Settlement reached with ex-owner after blind man was wrongly evicted during COVID | The latest news from WDEL
A blind man who was wrongfully evicted from his Southbridge apartment, without warning during a winter storm and the ongoing coronavirus pandemic, has found a settlement in part of his case.
Bill Murphy, 52, has reached an agreement with his former owner Kenneth Stanford, according to his lawyer.
“The federal civil rights case against the owner of the Murphy family has been resolved, in confidence, to the mutual satisfaction of both parties,” Neuberger said. “Justice for the poor and the disabled has been done,” lawyer Steve Neuberger said.
The details of the settlement remain confidential and a court must still approve the terms of the settlement because minors are involved.
The lawsuit against the Delaware peace justice system and the agents involved in Murphy’s eviction that took place in February 2021, will be tried.
Bill still intends to end his ‘evict first, ask questions later’ policy, which was used to kick him and his family out of their home despite his signed lease and without notice or notice. hearing before a Delaware judge, ”Neuberger said.
On February 11, 2021, Murphy was preparing breakfast when he received a knock on the door and was given half an hour to leave the Townsend Place premises before he and his young daughters were thrown in the bathroom. street, despite a valid certificate. , signed, one year lease. At the time, agents rejected the lease, noting that it was not notarized, sealed or watermarked. However, none of these requirements for leases exist under Delaware law.
Additionally, the eviction order, carried by police officers and shown at the scene, contained the name of a previous tenant, not Murphy.
After leaving the house, the house was barricaded and Murphy was unable to retrieve the urn containing his wife’s remains or his children’s laptops, which they needed to attend Zoom School.
Since being evicted from his home, Murphy and his children continue to reside at the New Castle County Hope Center, a hotel that has been turned into an emergency pandemic shelter, with funding from the County CARES Act, in December 2020.
“Bill is hanging on there… it’s always an unsettling time,” Neuberger said. “They are struggling; they have struggled to find alternative accommodation. It is difficult to find rental accommodation now given the situation with COVID and with the closure of the moratorium on evictions, so he hangs on, doing their best, but the whole family is still having a hard time. “
While the settlement funds may help improve Murphy’s situation, his lawsuit continues against the court system to ensure this never happens to anyone again.
“It will certainly reassure Bill that this will never happen again, and he won’t have that assurance until the state ends its policy.
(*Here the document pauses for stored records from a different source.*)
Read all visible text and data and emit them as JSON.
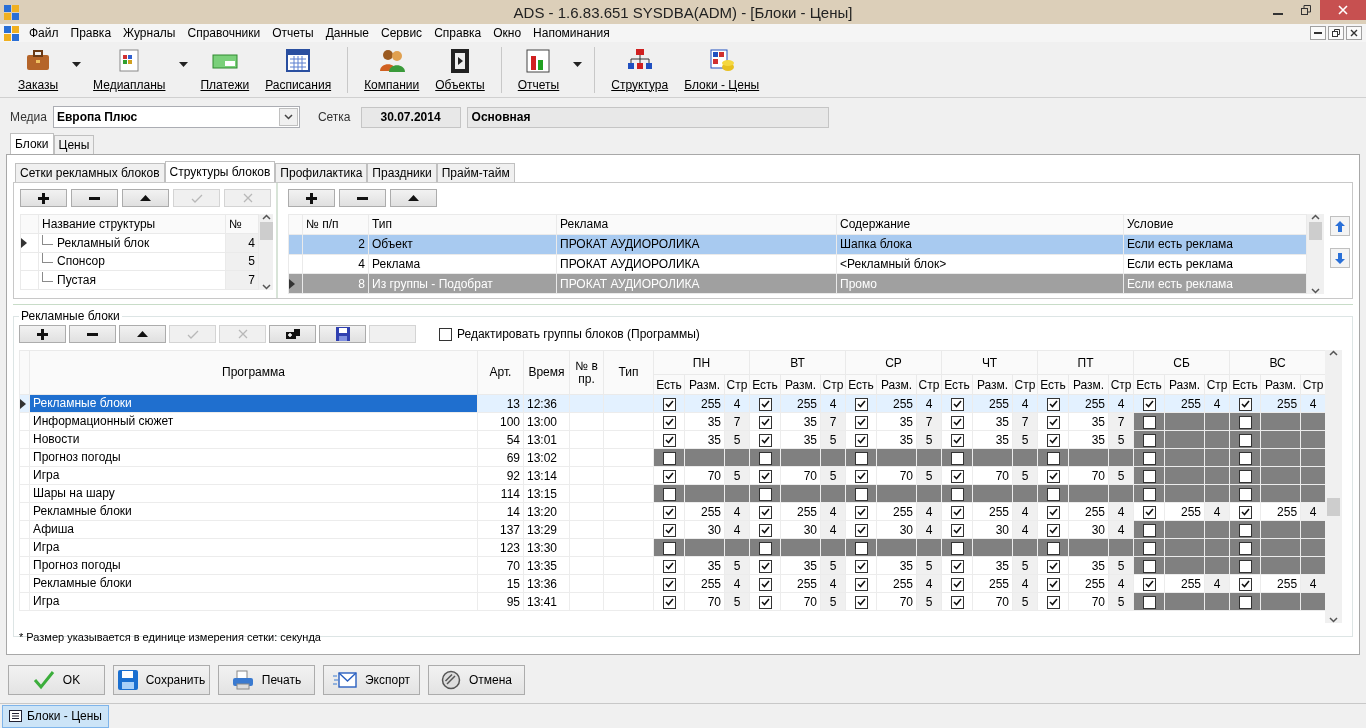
{
  "window": {
    "title": "ADS - 1.6.83.651 SYSDBA(ADM) - [Блоки - Цены]"
  },
  "menu": [
    "Файл",
    "Правка",
    "Журналы",
    "Справочники",
    "Отчеты",
    "Данные",
    "Сервис",
    "Справка",
    "Окно",
    "Напоминания"
  ],
  "toolbar": {
    "groups": [
      [
        {
          "label": "Заказы",
          "dropdown": true
        },
        {
          "label": "Медиапланы",
          "dropdown": true
        },
        {
          "label": "Платежи",
          "dropdown": false
        },
        {
          "label": "Расписания",
          "dropdown": false
        }
      ],
      [
        {
          "label": "Компании",
          "dropdown": false
        },
        {
          "label": "Объекты",
          "dropdown": false
        }
      ],
      [
        {
          "label": "Отчеты",
          "dropdown": true
        }
      ],
      [
        {
          "label": "Структура",
          "dropdown": false
        },
        {
          "label": "Блоки - Цены",
          "dropdown": false
        }
      ]
    ]
  },
  "filter": {
    "media_label": "Медиа",
    "media_value": "Европа Плюс",
    "grid_label": "Сетка",
    "grid_date": "30.07.2014",
    "grid_name": "Основная"
  },
  "tabs": [
    {
      "label": "Блоки",
      "selected": true
    },
    {
      "label": "Цены",
      "selected": false
    }
  ],
  "subtabs": [
    {
      "label": "Сетки рекламных блоков",
      "selected": false
    },
    {
      "label": "Структуры блоков",
      "selected": true
    },
    {
      "label": "Профилактика",
      "selected": false
    },
    {
      "label": "Праздники",
      "selected": false
    },
    {
      "label": "Прайм-тайм",
      "selected": false
    }
  ],
  "structures": {
    "toolbar": [
      {
        "disabled": false
      },
      {
        "disabled": false
      },
      {
        "disabled": false
      },
      {
        "disabled": true
      },
      {
        "disabled": true
      }
    ],
    "columns": [
      "Название структуры",
      "№"
    ],
    "rows": [
      {
        "name": "Рекламный блок",
        "number": "4",
        "current": true
      },
      {
        "name": "Спонсор",
        "number": "5",
        "current": false
      },
      {
        "name": "Пустая",
        "number": "7",
        "current": false
      }
    ]
  },
  "structure_items": {
    "toolbar": [
      {
        "disabled": false
      },
      {
        "disabled": false
      },
      {
        "disabled": false
      }
    ],
    "columns": [
      "№ п/п",
      "Тип",
      "Реклама",
      "Содержание",
      "Условие"
    ],
    "rows": [
      {
        "cells": [
          "2",
          "Объект",
          "ПРОКАТ АУДИОРОЛИКА",
          "Шапка блока",
          "Если есть реклама"
        ],
        "selected": true,
        "current": false
      },
      {
        "cells": [
          "4",
          "Реклама",
          "ПРОКАТ АУДИОРОЛИКА",
          "<Рекламный блок>",
          "Если есть реклама"
        ],
        "selected": false,
        "current": false
      },
      {
        "cells": [
          "8",
          "Из группы - Подобрат",
          "ПРОКАТ АУДИОРОЛИКА",
          "Промо",
          "Если есть реклама"
        ],
        "selected": false,
        "current": true
      }
    ]
  },
  "ad_blocks": {
    "title": "Рекламные блоки",
    "toolbar": [
      {
        "disabled": false
      },
      {
        "disabled": false
      },
      {
        "disabled": false
      },
      {
        "disabled": true
      },
      {
        "disabled": true
      },
      {
        "disabled": false
      },
      {
        "disabled": false
      },
      {
        "disabled": true
      }
    ],
    "edit_groups": {
      "label": "Редактировать группы блоков (Программы)",
      "checked": false
    },
    "columns": [
      "Программа",
      "Арт.",
      "Время",
      "№ в пр.",
      "Тип"
    ],
    "days": [
      {
        "label": "ПН",
        "columns": [
          "Есть",
          "Разм.",
          "Стр"
        ]
      },
      {
        "label": "ВТ",
        "columns": [
          "Есть",
          "Разм.",
          "Стр"
        ]
      },
      {
        "label": "СР",
        "columns": [
          "Есть",
          "Разм.",
          "Стр"
        ]
      },
      {
        "label": "ЧТ",
        "columns": [
          "Есть",
          "Разм.",
          "Стр"
        ]
      },
      {
        "label": "ПТ",
        "columns": [
          "Есть",
          "Разм.",
          "Стр"
        ]
      },
      {
        "label": "СБ",
        "columns": [
          "Есть",
          "Разм.",
          "Стр"
        ]
      },
      {
        "label": "ВС",
        "columns": [
          "Есть",
          "Разм.",
          "Стр"
        ]
      }
    ],
    "rows": [
      {
        "program": "Рекламные блоки",
        "art": "13",
        "time": "12:36",
        "selected": true,
        "days": [
          {
            "present": true,
            "size": "255",
            "pages": "4"
          },
          {
            "present": true,
            "size": "255",
            "pages": "4"
          },
          {
            "present": true,
            "size": "255",
            "pages": "4"
          },
          {
            "present": true,
            "size": "255",
            "pages": "4"
          },
          {
            "present": true,
            "size": "255",
            "pages": "4"
          },
          {
            "present": true,
            "size": "255",
            "pages": "4"
          },
          {
            "present": true,
            "size": "255",
            "pages": "4"
          }
        ]
      },
      {
        "program": "Информационный сюжет",
        "art": "100",
        "time": "13:00",
        "selected": false,
        "days": [
          {
            "present": true,
            "size": "35",
            "pages": "7"
          },
          {
            "present": true,
            "size": "35",
            "pages": "7"
          },
          {
            "present": true,
            "size": "35",
            "pages": "7"
          },
          {
            "present": true,
            "size": "35",
            "pages": "7"
          },
          {
            "present": true,
            "size": "35",
            "pages": "7"
          },
          {
            "present": false
          },
          {
            "present": false
          }
        ]
      },
      {
        "program": "Новости",
        "art": "54",
        "time": "13:01",
        "selected": false,
        "days": [
          {
            "present": true,
            "size": "35",
            "pages": "5"
          },
          {
            "present": true,
            "size": "35",
            "pages": "5"
          },
          {
            "present": true,
            "size": "35",
            "pages": "5"
          },
          {
            "present": true,
            "size": "35",
            "pages": "5"
          },
          {
            "present": true,
            "size": "35",
            "pages": "5"
          },
          {
            "present": false
          },
          {
            "present": false
          }
        ]
      },
      {
        "program": "Прогноз погоды",
        "art": "69",
        "time": "13:02",
        "selected": false,
        "days": [
          {
            "present": false
          },
          {
            "present": false
          },
          {
            "present": false
          },
          {
            "present": false
          },
          {
            "present": false
          },
          {
            "present": false
          },
          {
            "present": false
          }
        ]
      },
      {
        "program": "Игра",
        "art": "92",
        "time": "13:14",
        "selected": false,
        "days": [
          {
            "present": true,
            "size": "70",
            "pages": "5"
          },
          {
            "present": true,
            "size": "70",
            "pages": "5"
          },
          {
            "present": true,
            "size": "70",
            "pages": "5"
          },
          {
            "present": true,
            "size": "70",
            "pages": "5"
          },
          {
            "present": true,
            "size": "70",
            "pages": "5"
          },
          {
            "present": false
          },
          {
            "present": false
          }
        ]
      },
      {
        "program": "Шары на шару",
        "art": "114",
        "time": "13:15",
        "selected": false,
        "days": [
          {
            "present": false
          },
          {
            "present": false
          },
          {
            "present": false
          },
          {
            "present": false
          },
          {
            "present": false
          },
          {
            "present": false
          },
          {
            "present": false
          }
        ]
      },
      {
        "program": "Рекламные блоки",
        "art": "14",
        "time": "13:20",
        "selected": false,
        "days": [
          {
            "present": true,
            "size": "255",
            "pages": "4"
          },
          {
            "present": true,
            "size": "255",
            "pages": "4"
          },
          {
            "present": true,
            "size": "255",
            "pages": "4"
          },
          {
            "present": true,
            "size": "255",
            "pages": "4"
          },
          {
            "present": true,
            "size": "255",
            "pages": "4"
          },
          {
            "present": true,
            "size": "255",
            "pages": "4"
          },
          {
            "present": true,
            "size": "255",
            "pages": "4"
          }
        ]
      },
      {
        "program": "Афиша",
        "art": "137",
        "time": "13:29",
        "selected": false,
        "days": [
          {
            "present": true,
            "size": "30",
            "pages": "4"
          },
          {
            "present": true,
            "size": "30",
            "pages": "4"
          },
          {
            "present": true,
            "size": "30",
            "pages": "4"
          },
          {
            "present": true,
            "size": "30",
            "pages": "4"
          },
          {
            "present": true,
            "size": "30",
            "pages": "4"
          },
          {
            "present": false
          },
          {
            "present": false
          }
        ]
      },
      {
        "program": "Игра",
        "art": "123",
        "time": "13:30",
        "selected": false,
        "days": [
          {
            "present": false
          },
          {
            "present": false
          },
          {
            "present": false
          },
          {
            "present": false
          },
          {
            "present": false
          },
          {
            "present": false
          },
          {
            "present": false
          }
        ]
      },
      {
        "program": "Прогноз погоды",
        "art": "70",
        "time": "13:35",
        "selected": false,
        "days": [
          {
            "present": true,
            "size": "35",
            "pages": "5"
          },
          {
            "present": true,
            "size": "35",
            "pages": "5"
          },
          {
            "present": true,
            "size": "35",
            "pages": "5"
          },
          {
            "present": true,
            "size": "35",
            "pages": "5"
          },
          {
            "present": true,
            "size": "35",
            "pages": "5"
          },
          {
            "present": false
          },
          {
            "present": false
          }
        ]
      },
      {
        "program": "Рекламные блоки",
        "art": "15",
        "time": "13:36",
        "selected": false,
        "days": [
          {
            "present": true,
            "size": "255",
            "pages": "4"
          },
          {
            "present": true,
            "size": "255",
            "pages": "4"
          },
          {
            "present": true,
            "size": "255",
            "pages": "4"
          },
          {
            "present": true,
            "size": "255",
            "pages": "4"
          },
          {
            "present": true,
            "size": "255",
            "pages": "4"
          },
          {
            "present": true,
            "size": "255",
            "pages": "4"
          },
          {
            "present": true,
            "size": "255",
            "pages": "4"
          }
        ]
      },
      {
        "program": "Игра",
        "art": "95",
        "time": "13:41",
        "selected": false,
        "days": [
          {
            "present": true,
            "size": "70",
            "pages": "5"
          },
          {
            "present": true,
            "size": "70",
            "pages": "5"
          },
          {
            "present": true,
            "size": "70",
            "pages": "5"
          },
          {
            "present": true,
            "size": "70",
            "pages": "5"
          },
          {
            "present": true,
            "size": "70",
            "pages": "5"
          },
          {
            "present": false
          },
          {
            "present": false
          }
        ]
      }
    ],
    "footnote": "* Размер указывается в единице измерения сетки: секунда"
  },
  "buttons": [
    "OK",
    "Сохранить",
    "Печать",
    "Экспорт",
    "Отмена"
  ],
  "taskbar": [
    {
      "label": "Блоки - Цены",
      "selected": true
    }
  ]
}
You can’t kick someone out of their house without it. give him a hearing, especially when you give the agents your signed lease, and until Bill is confident it won’t happen to someone else, that’s what will put him to sleep the whole day night, “Neuberger said. It was such a terrible experience for him and his family.”
The last time WDEL contacted Stanford for comment, he asked that we never call him again.
A spokesperson for the Delaware court system previously said he would not comment on the pending litigation.